10-Year Treasury Yield Hits Highest Level in Over a Year. Here's How That Could Impact Mortgage Rates
Even with the rising Treasury bond yields, it's still a good time to buy or refinance a home.
On March 12, the 10-year U.S. Treasury bond yield reached its highest level in over a year. This came on the heels of President Biden signing a sweeping $1.9 trillion coronavirus relief bill into law and announcing that states are expected to make vaccines available widely by May 1. For Treasury bond investors, higher yields mean more money.

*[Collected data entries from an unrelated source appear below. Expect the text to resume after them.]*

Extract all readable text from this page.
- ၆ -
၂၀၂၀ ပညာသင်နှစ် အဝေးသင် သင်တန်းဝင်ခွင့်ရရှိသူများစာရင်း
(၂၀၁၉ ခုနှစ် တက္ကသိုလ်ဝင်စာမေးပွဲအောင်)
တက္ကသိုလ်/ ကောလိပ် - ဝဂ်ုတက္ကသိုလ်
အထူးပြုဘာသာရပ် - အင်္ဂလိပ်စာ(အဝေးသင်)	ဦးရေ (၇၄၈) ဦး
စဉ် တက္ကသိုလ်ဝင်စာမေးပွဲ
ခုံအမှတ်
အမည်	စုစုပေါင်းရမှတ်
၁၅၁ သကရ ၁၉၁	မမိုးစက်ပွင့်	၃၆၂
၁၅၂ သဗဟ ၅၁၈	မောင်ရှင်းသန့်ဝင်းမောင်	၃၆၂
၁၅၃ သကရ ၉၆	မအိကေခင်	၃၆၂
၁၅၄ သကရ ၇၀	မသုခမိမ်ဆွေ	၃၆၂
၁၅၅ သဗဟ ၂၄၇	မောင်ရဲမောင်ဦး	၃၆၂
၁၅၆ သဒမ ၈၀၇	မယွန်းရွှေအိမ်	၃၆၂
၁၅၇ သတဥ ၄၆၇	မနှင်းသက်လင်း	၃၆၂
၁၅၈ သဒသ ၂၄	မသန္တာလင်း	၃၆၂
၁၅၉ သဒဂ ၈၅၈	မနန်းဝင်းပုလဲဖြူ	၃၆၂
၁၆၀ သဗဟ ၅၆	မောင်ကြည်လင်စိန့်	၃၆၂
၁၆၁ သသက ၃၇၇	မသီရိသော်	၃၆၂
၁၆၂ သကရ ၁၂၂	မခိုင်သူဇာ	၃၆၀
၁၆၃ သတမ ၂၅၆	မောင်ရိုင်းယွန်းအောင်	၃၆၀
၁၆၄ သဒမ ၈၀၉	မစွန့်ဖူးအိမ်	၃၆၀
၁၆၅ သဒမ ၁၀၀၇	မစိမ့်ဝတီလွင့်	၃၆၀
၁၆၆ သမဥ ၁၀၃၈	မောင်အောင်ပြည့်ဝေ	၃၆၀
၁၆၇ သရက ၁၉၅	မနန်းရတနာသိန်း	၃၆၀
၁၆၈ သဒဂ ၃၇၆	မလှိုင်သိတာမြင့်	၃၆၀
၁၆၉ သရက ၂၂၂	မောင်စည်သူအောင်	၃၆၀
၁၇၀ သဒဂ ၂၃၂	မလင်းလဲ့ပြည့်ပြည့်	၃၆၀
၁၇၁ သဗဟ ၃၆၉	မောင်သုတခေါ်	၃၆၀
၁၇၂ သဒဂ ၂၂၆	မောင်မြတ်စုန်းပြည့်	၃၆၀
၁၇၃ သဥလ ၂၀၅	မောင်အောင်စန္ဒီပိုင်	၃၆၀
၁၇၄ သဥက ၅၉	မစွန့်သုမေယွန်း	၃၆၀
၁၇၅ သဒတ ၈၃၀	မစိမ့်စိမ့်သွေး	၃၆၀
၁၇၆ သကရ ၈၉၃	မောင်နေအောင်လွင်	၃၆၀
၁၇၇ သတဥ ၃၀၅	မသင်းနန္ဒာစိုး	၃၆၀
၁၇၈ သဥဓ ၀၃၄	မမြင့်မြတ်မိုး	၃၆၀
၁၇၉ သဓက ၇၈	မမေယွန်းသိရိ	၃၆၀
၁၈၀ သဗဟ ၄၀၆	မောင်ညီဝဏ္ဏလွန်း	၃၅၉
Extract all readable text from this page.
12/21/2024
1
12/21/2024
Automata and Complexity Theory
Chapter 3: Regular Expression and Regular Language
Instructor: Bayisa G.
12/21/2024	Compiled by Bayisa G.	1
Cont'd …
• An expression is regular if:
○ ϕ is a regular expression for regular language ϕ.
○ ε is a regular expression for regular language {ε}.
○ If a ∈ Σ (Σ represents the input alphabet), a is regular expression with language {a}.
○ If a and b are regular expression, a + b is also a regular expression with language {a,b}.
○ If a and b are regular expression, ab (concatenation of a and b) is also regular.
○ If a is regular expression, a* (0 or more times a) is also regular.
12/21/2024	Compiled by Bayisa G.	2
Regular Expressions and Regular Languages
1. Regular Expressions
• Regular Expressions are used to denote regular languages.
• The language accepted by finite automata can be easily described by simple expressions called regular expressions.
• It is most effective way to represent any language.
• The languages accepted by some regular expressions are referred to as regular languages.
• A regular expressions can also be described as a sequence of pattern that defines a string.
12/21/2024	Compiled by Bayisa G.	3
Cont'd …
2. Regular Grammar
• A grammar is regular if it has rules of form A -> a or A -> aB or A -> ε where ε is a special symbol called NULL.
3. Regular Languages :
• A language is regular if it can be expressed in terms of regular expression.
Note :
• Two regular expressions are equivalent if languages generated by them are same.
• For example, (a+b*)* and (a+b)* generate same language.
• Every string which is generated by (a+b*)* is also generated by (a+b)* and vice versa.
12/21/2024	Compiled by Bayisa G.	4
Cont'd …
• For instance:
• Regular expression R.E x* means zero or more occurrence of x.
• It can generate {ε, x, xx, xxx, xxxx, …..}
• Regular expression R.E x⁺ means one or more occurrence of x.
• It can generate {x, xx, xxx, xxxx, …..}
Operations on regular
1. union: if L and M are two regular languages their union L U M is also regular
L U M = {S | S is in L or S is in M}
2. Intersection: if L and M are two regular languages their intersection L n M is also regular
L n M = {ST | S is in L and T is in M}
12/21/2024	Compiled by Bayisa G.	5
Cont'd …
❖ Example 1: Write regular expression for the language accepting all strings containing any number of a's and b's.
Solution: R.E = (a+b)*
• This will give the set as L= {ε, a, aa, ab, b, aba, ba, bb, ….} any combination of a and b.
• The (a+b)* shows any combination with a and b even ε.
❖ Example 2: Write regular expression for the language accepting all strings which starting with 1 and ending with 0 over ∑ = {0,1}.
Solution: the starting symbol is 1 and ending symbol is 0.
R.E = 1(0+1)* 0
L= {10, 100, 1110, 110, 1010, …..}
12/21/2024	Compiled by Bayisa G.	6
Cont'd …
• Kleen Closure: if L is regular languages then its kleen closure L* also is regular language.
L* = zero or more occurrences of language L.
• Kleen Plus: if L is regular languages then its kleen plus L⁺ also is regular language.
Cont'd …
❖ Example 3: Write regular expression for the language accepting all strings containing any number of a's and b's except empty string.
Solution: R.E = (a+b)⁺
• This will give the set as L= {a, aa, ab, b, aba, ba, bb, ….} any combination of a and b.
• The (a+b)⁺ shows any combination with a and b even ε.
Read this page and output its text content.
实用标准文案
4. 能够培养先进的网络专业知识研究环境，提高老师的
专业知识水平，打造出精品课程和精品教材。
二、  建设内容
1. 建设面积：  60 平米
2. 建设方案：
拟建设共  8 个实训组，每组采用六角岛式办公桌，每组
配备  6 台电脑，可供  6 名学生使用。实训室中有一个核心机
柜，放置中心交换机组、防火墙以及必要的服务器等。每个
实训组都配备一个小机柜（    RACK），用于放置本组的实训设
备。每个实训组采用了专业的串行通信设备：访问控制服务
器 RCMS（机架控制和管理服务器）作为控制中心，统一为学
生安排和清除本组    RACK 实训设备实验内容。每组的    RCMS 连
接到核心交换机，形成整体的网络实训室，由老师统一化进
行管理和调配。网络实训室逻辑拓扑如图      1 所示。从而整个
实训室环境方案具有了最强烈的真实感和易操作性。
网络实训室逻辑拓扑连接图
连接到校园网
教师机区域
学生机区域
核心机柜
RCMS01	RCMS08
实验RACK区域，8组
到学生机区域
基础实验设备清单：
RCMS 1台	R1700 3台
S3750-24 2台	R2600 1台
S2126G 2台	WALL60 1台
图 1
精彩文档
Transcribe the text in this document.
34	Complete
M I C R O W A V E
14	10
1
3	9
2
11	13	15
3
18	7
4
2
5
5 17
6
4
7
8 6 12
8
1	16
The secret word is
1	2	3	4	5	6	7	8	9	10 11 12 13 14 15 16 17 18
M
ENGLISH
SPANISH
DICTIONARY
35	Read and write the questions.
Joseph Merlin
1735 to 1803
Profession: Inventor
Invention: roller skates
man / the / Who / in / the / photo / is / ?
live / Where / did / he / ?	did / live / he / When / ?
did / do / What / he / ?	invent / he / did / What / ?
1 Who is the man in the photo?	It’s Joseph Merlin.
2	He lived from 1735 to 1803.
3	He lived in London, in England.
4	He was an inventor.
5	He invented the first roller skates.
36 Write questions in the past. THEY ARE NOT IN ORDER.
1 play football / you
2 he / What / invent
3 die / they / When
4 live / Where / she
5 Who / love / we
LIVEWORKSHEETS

But a higher Treasury yield could also impact mortgage rates -- and not in a good way.
The link between the 10-year Treasury and mortgage rates
Many of us are familiar with corporate bonds -- the kind companies issue to raise money for things like product research and development. Treasury bonds are issued by the U.S. government and are pretty much the safest investment you can make. The 10-year Treasury bond is just one of several bonds in this category.
What makes the 10-year Treasury so significant, however, is that its yield (the return you get when you invest in bonds) tends to influence mortgage rates; when its yield rises, mortgage rates usually follow suit. Now, the 10-year Treasury isn't the only factor that impacts mortgage rates. Other factors include the rate of inflation, the unemployment rate, and additional economic measures. But with the 10-year Treasury bond yield rising, we could see mortgage interest rates climb as well, and that's on top of the increases we've seen over the past few weeks.
Should you rush to buy or refinance a mortgage?
Mortgage rates are much higher today than they were a month ago. But they're much lower today than they were a year ago.
At several points last year, rates sat at record lows, and while that's no longer the case right now, today's rates are still quite competitive. That goes for mortgages as well as refinance rates. As such, if you're looking to buy a home or refinance an existing mortgage, don't get spooked by recent jumps -- you can still do quite well for yourself in today's mortgage rate environment.
That said, we don't know if mortgage rates will continue to climb over the course of the year or at what pace. Last year, there were many predictions that mortgage rates would largely hold steady throughout 2021, but that was before meaningful progress was made on the coronavirus vaccine front and before a massive stimulus bill was signed into law and made official. These developments, though extremely positive in their own right, could drive mortgage rates upward in the coming months. So if homeownership or refinancing is on your radar, it could pay to get moving sooner rather than later.
Of course, there are steps you can take to get the lowest mortgage or refinance rate available. These include making sure you have a great credit score (or working to quickly give your credit score a boost if that's not the case), keeping your non-mortgage debt to a minimum, and securing a steady source of income. Shopping around for a mortgage will also help increase your chances of snagging the lowest possible rate, so don't hesitate to seek out offers from multiple mortgage lenders before moving forward with one.